It’s April 18th, 1930. Good Friday. A few months earlier, The Times had published the first of its famous crosswords, and in just a few short weeks, Yorkshire-born Amy Johnson will become the first woman to successfully complete a solo flight from England to Australia. Today though, the biggest news is, well, nothing…
“Good evening,” the BBC news reporter says at the start of the 8:45 pm update. “Today is Good Friday. There is no news.”
It was the first (and last) time those words were uttered during a news report, and for the rest of the 15-minute broadcast piano music played out before your regularly scheduled programming resumed.
How times have changed.
Thanks to 24-hour rolling news, the dawn of the internet and the continued growth of social media, the idea that we could pass even a single second, never mind a whole day, without any news seems ludicrous. We live in noisy, chaotic times. Everybody’s talking and the sound of silence has been replaced by the challenge of chatter.
Businesses looking to gain traction online face a bigger challenge than most.
A brand is an intangible thing and being social with something that can’t socialise (because it doesn’t exist in any real human form) makes no sense. You wouldn’t go home and talk to your bottle of tomato ketchup, so why would you do it on Twitter?
But marketing is the art of making brands seem human, approachable and friendly. It’s not just tomato ketchup; it’s your mate down the pub, the friend you haven’t seen for a while, the bloke down your road you say hello to every now and then. “Alright, Tim?” you say to the ketchup bottle. “Alright mate,” it says back.
No you’re not drunk, you’re just engaging.
Brands have found a few ways to encourage this engagement: indulging in a bit of brand-to-brand banter (as Burger King and Budweiser have done recently), jumping in on popular hashtags or finding the moments that are most important to their audience and getting involved in the conversations around them.
It doesn’t matter if the conversation has any relevance to the brand in question; all that matters is saying something – anything! – to seem current and human.
Predictably, this approach has led to a few infamous moments brands would rather forget. Pepsi’s tone-deaf Kendell Jenner advert, Bisquick asking for questions about its product during one of the 2016 Presidential Election debates, and Facebook using the hurricanes in Puerto Rico to promote its new VR functionality were disastrous attempts to connect with issues consumers are interested in.
They failed because the issues being discussed simply aren’t relevant to the brands discussing them. The commentary, therefore, comes across as disingenuous and, in some cases, flat-out offensive. The only reason for the brand to get involved is to gain awareness, generate engagement and ultimately try to sell their product.
Tim the Talking Tomato Ketchup Bottle would never butt into your kitchen conversation about that sofa you want to buy, so why would @timtomatoketchup do it on Twitter?
Even when such efforts don’t result in flat-out failure, they don’t always guarantee success either.

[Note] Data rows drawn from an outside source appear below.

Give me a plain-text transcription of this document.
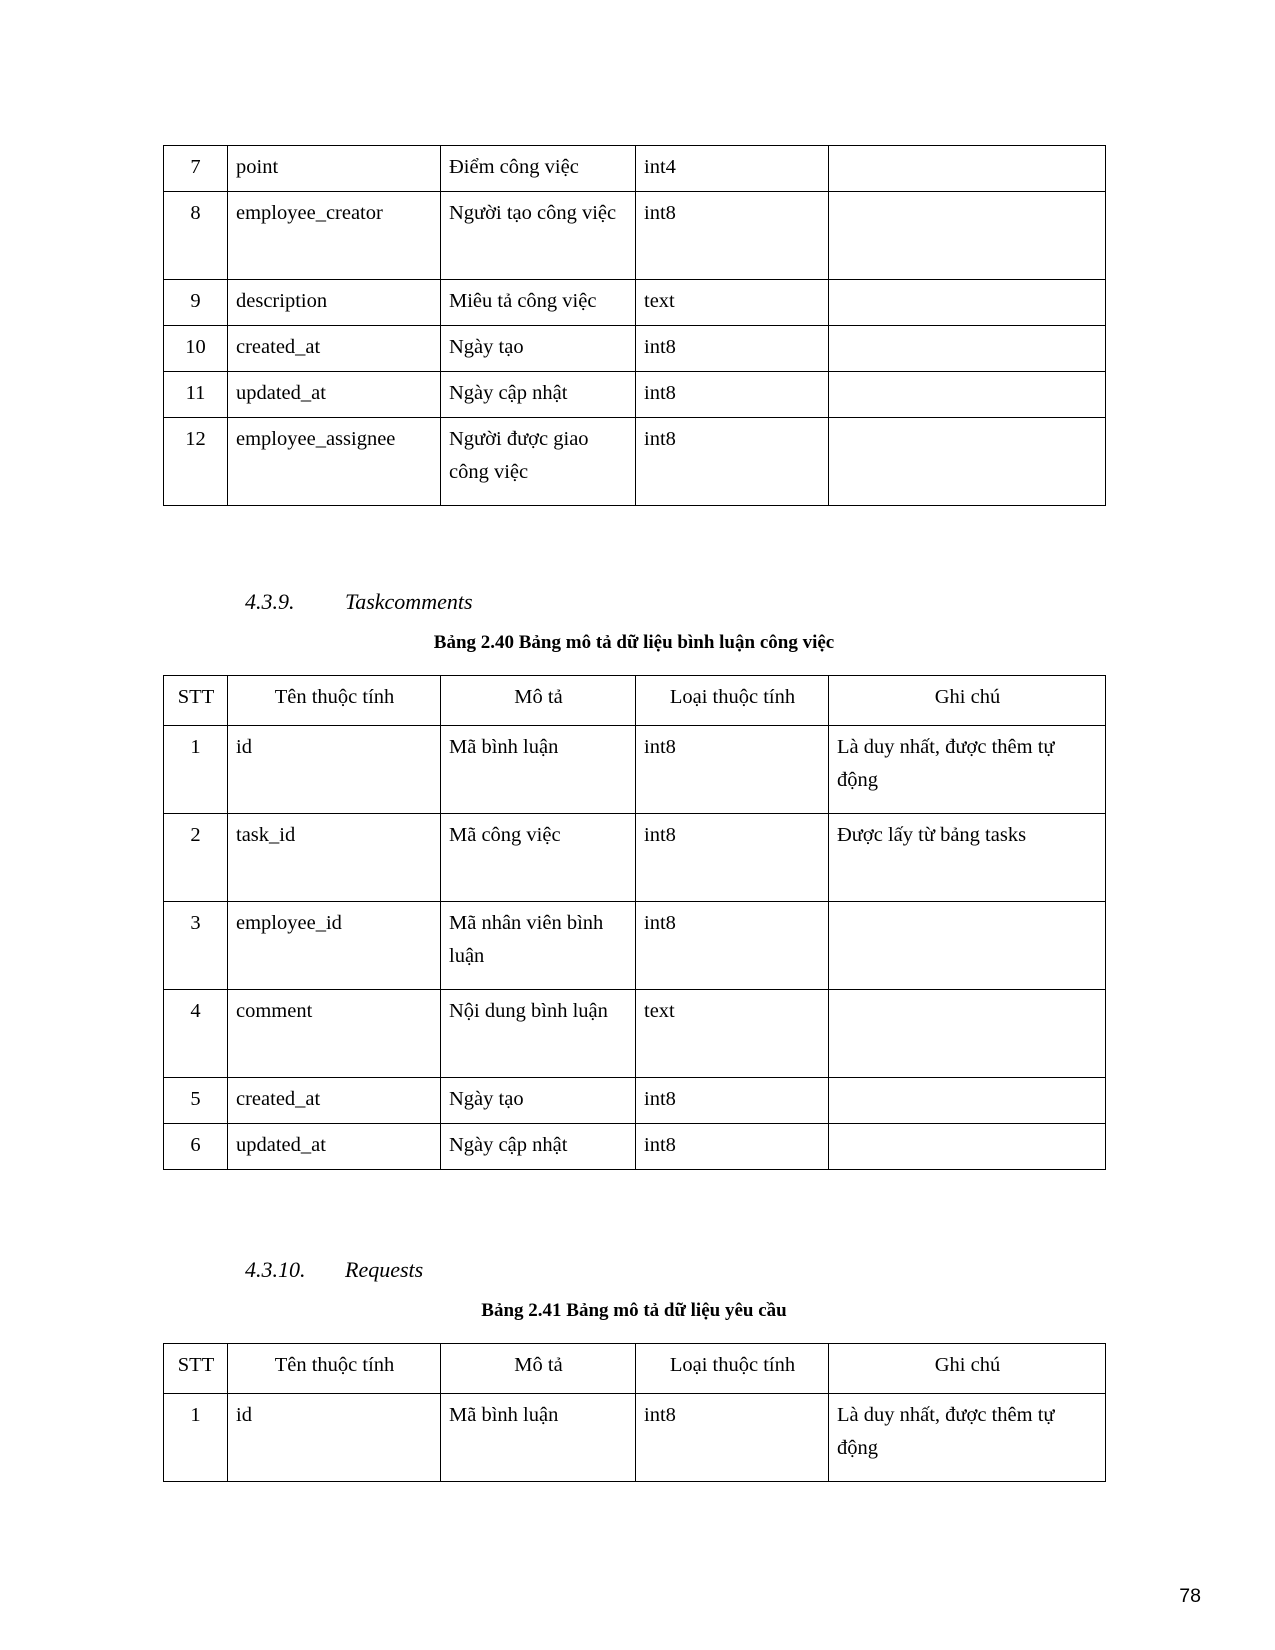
7	point	Điểm công việc	int4	
8	employee_creator	Người tạo công việc	int8	
9	description	Miêu tả công việc	text	
10	created_at	Ngày tạo	int8	
11	updated_at	Ngày cập nhật	int8	
12	employee_assignee	Người được giao công việc	int8	
4.3.9. Taskcomments
Bảng 2.40 Bảng mô tả dữ liệu bình luận công việc
STT	Tên thuộc tính	Mô tả	Loại thuộc tính	Ghi chú
1	id	Mã bình luận	int8	Là duy nhất, được thêm tự động
2	task_id	Mã công việc	int8	Được lấy từ bảng tasks
3	employee_id	Mã nhân viên bình luận	int8	
4	comment	Nội dung bình luận	text	
5	created_at	Ngày tạo	int8	
6	updated_at	Ngày cập nhật	int8	
4.3.10. Requests
Bảng 2.41 Bảng mô tả dữ liệu yêu cầu
STT	Tên thuộc tính	Mô tả	Loại thuộc tính	Ghi chú
1	id	Mã bình luận	int8	Là duy nhất, được thêm tự động
78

The noise of the internet is relentless and getting louder every day. WordPress estimates that 77.3 million new posts were uploaded to blogs they host during June 2018, with October 2017 representing the platform’s peak: 91.8 million posts.
Meanwhile, 35 million people are said to update Facebook per day, 500 million tweets are said to be sent per day and 95 million images are said to be shared on Instagram per day.
The internet is an unending ocean of content; do you, Tim the Talking Tomato Ketchup Bottle, really think you have something worthwhile to say about Jeremy Corbyn throwing shade in the latest Prime Minister’s Questions? Or the latest goings-on between Sam and Georgia on Love Island?
Even your content does win engagement, is it coming from people who may actually buy your product? Does it translate to any tangible benefits? And if not, is it really worth the resource needed to create it?
None of this is to say that brands shouldn’t create blogs or tweets around these issues, but there’s a need to understand what you should and shouldn’t discuss. Is the topic relevant? Is it very serious? Does your brand have any kind of real authority to speak about it?
Creativity can come into play here. There’s no natural link between the English national football team and tomato ketchup, but tomato ketchup is red like the St George’s Cross, so Tim the Talking Tomato Ketchup Bottle can definitely mine the connection there.
However, he can’t really speak with any kind of authority on governmental scandals, trouble in the NHS or Donald Trump, and there are very few benefits to doing so.
It might be fun to join in that latest meme, and it might even feel justified if a few retweets and likes come your way. But brands must really weigh up the pros and cons and understand what the true value of commenting is.
Sometimes words are easy to waste, silence is golden and no news really is good news.